A/ Les risques lies a la devise du prêt et a la loi applicable au prêt
En droit français, l’octroi de prêts immobiliers est réglementé par le code civil et le code de la consommation. La jurisprudence, particulièrement abondante en matière de prêts accordés dans un contexte international, a aussi contribué à forger les règles applicables.
Le premier risque en la matière est lié à la devise du prêt. Il existe aussi des risques en corrélation avec la loi applicable au prêt.
1. Le risque relatif à la devise du prêt
Si dans l’ordre interne français, les prêts doivent être accordés en euro, dans un contexte transfrontalier, on peut utiliser une devise différente : l’article 1343-3 du code civil prévoit que "le paiement peut avoir lieu dans une autre devise (que l'euro) si l'obligation ainsi libellée procède d'un contrat international ". Un contrat est dit « international » lorsqu’il est transfrontalier, par exemple lorsque les parties au contrat sont de différentes nationalités ou que l’objet du prêt est situé dans un pays différent de celui de l’une ou l’autre partie au contrat de prêt.
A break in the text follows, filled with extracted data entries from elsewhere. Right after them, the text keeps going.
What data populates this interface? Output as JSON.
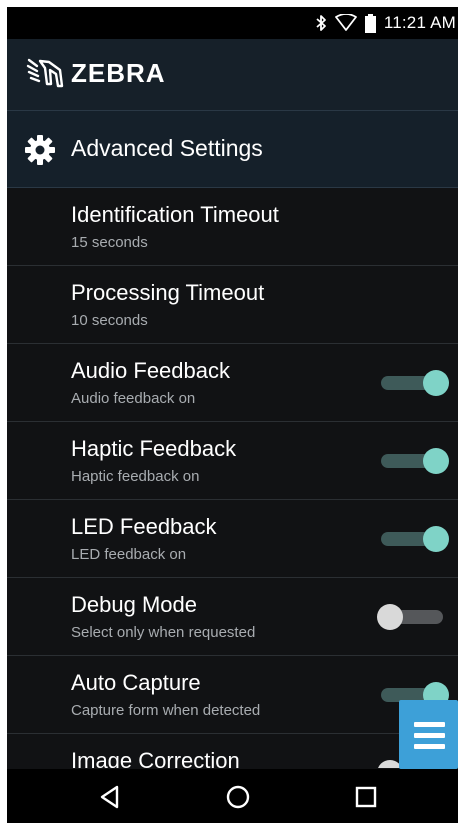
{
  "status_bar": {
    "time": "11:21 AM",
    "icons": [
      "bluetooth-icon",
      "wifi-icon",
      "battery-icon"
    ]
  },
  "header": {
    "brand": "ZEBRA"
  },
  "section": {
    "title": "Advanced Settings",
    "icon": "gear-icon"
  },
  "settings": [
    {
      "title": "Identification Timeout",
      "subtitle": "15 seconds",
      "toggle": null
    },
    {
      "title": "Processing Timeout",
      "subtitle": "10 seconds",
      "toggle": null
    },
    {
      "title": "Audio Feedback",
      "subtitle": "Audio feedback on",
      "toggle": true
    },
    {
      "title": "Haptic Feedback",
      "subtitle": "Haptic feedback on",
      "toggle": true
    },
    {
      "title": "LED Feedback",
      "subtitle": "LED feedback on",
      "toggle": true
    },
    {
      "title": "Debug Mode",
      "subtitle": "Select only when requested",
      "toggle": false
    },
    {
      "title": "Auto Capture",
      "subtitle": "Capture form when detected",
      "toggle": true
    },
    {
      "title": "Image Correction",
      "subtitle": "",
      "toggle": false
    }
  ],
  "fab": {
    "icon": "menu-icon"
  },
  "navbar": {
    "icons": [
      "back-icon",
      "home-icon",
      "recents-icon"
    ]
  },
  "colors": {
    "toggle_on_thumb": "#7fd3c7",
    "toggle_on_track": "#3e5a59",
    "fab": "#3da0d8"
  }
}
Ainsi, une banque dont le siège est situé en Suisse peut accorder un prêt en francs suisses pour l’acquisition d’un bien immobilier en France.
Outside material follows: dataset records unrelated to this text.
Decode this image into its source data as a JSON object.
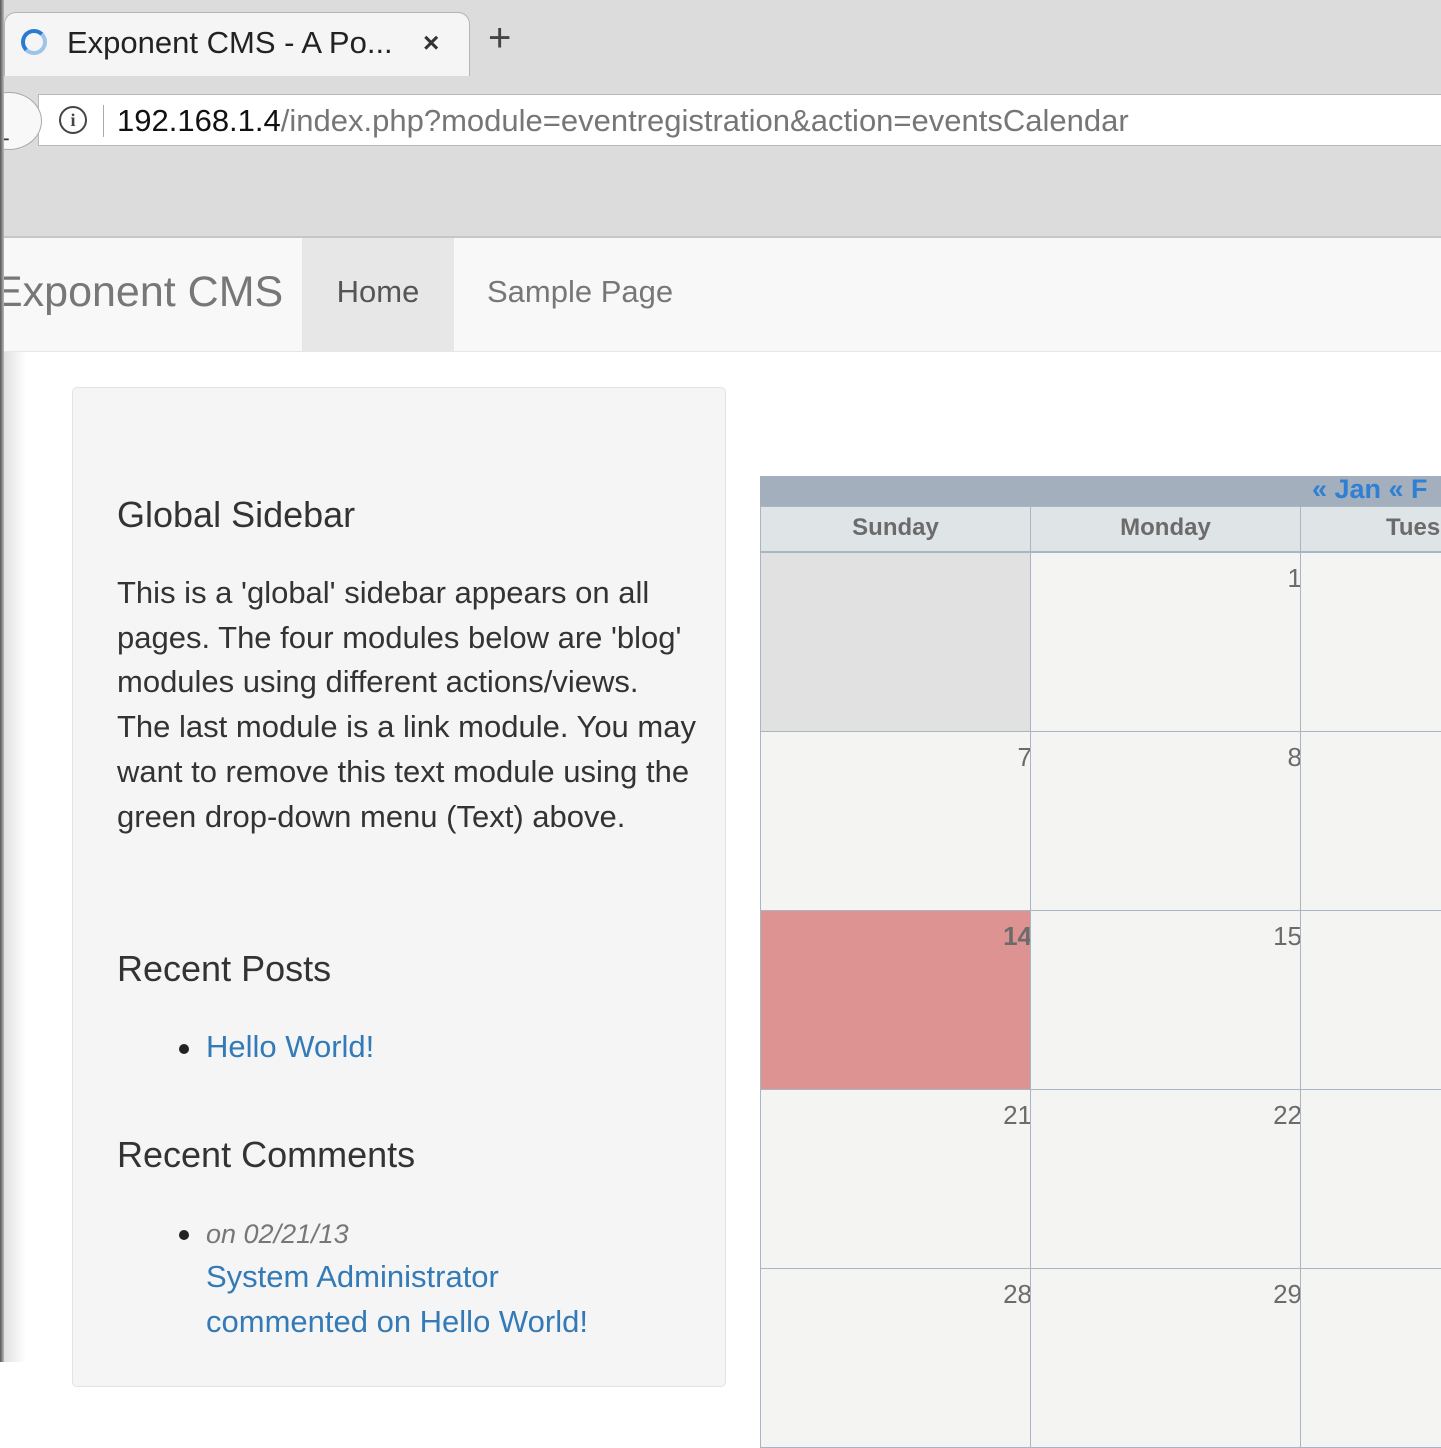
{
  "browser": {
    "tab_title": "Exponent CMS - A Po...",
    "tab_close": "×",
    "new_tab": "+",
    "url_host": "192.168.1.4",
    "url_path": "/index.php?module=eventregistration&action=eventsCalendar",
    "icons": {
      "loading": "spinner-icon",
      "info": "info-icon",
      "back": "back-arrow-icon"
    }
  },
  "navbar": {
    "brand": "Exponent CMS",
    "items": [
      {
        "label": "Home",
        "active": true
      },
      {
        "label": "Sample Page",
        "active": false
      }
    ]
  },
  "sidebar": {
    "title": "Global Sidebar",
    "description": "This is a 'global' sidebar appears on all pages.  The four modules below are 'blog' modules using different actions/views.  The last module is a link module.  You may want to remove this text module using the green drop-down menu (Text) above.",
    "recent_posts": {
      "heading": "Recent Posts",
      "items": [
        "Hello World!"
      ]
    },
    "recent_comments": {
      "heading": "Recent Comments",
      "items": [
        {
          "date": "on 02/21/13",
          "line1": "System Administrator",
          "line2": "commented on Hello World!"
        }
      ]
    }
  },
  "calendar": {
    "nav_text": "« Jan « F",
    "day_names": [
      "Sunday",
      "Monday",
      "Tues"
    ],
    "weeks": [
      [
        "",
        "1",
        ""
      ],
      [
        "7",
        "8",
        ""
      ],
      [
        "14",
        "15",
        ""
      ],
      [
        "21",
        "22",
        ""
      ],
      [
        "28",
        "29",
        ""
      ]
    ],
    "today": "14",
    "colors": {
      "today": "#de9393",
      "empty": "#e1e1e1",
      "cell": "#f4f4f2",
      "header": "#a3afbd"
    }
  }
}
Dans un contrat de prêt, il est même envisageable de distinguer la monnaie de compte, c’est-à-dire la devise dans laquelle le montant du prêt est déterminé et la monnaie de paiement, qui est la devise utilisée pour rembourser le prêt.
Dans une telle hypothèse, il conviendra d’être vigilant pour la rédaction des clauses sur le montant du prêt et les modalités de paiement des échéances car les deux parties encourent des risques :
- La variation du taux de change peut avoir un impact significatif lors de la mise en place de l’opération :
Ainsi, en cas d’acquisition d’un bien au prix de 200.000 euros financée au moyen d’un prêt accordé en francs suisses sur la base d’un taux de change de 1,05% le prêt destiné à financer le prix de vente serait de 210.000 francs suisses ; si lors de la signature du contrat de prêt et l’acquisition du bien immobilier, le taux de change était de 1,10, il faudrait réaliser un investissement de 220.000 francs suisse alors que le prêt n’était que de 210.000 francs suisses. Cela signifiera que la différence de 10.000 francs suisses devra être financée par des deniers personnels.
Il conviendra donc de prévoir une clause de garantie du taux de change dans le contrat de prêt, parfois appelée couverture de change : comme le taux de change varie entre le moment où l’offre de prêt est émise et le moment où le prêt sera débloqué et plus encore, en cas de financement d’un achat immobilier avec travaux, entre la date d’émission de l’offre de prêt et les dates de déblocage du prêt pour l’acquisition et les paiements des travaux, il faut prévoir une clause déterminant le taux de change à une échéance précise et pour un montant déterminé entre les parties. A défaut, l’emprunteur pourrait se trouver dans l’obligation d’augmenter son apport personnel.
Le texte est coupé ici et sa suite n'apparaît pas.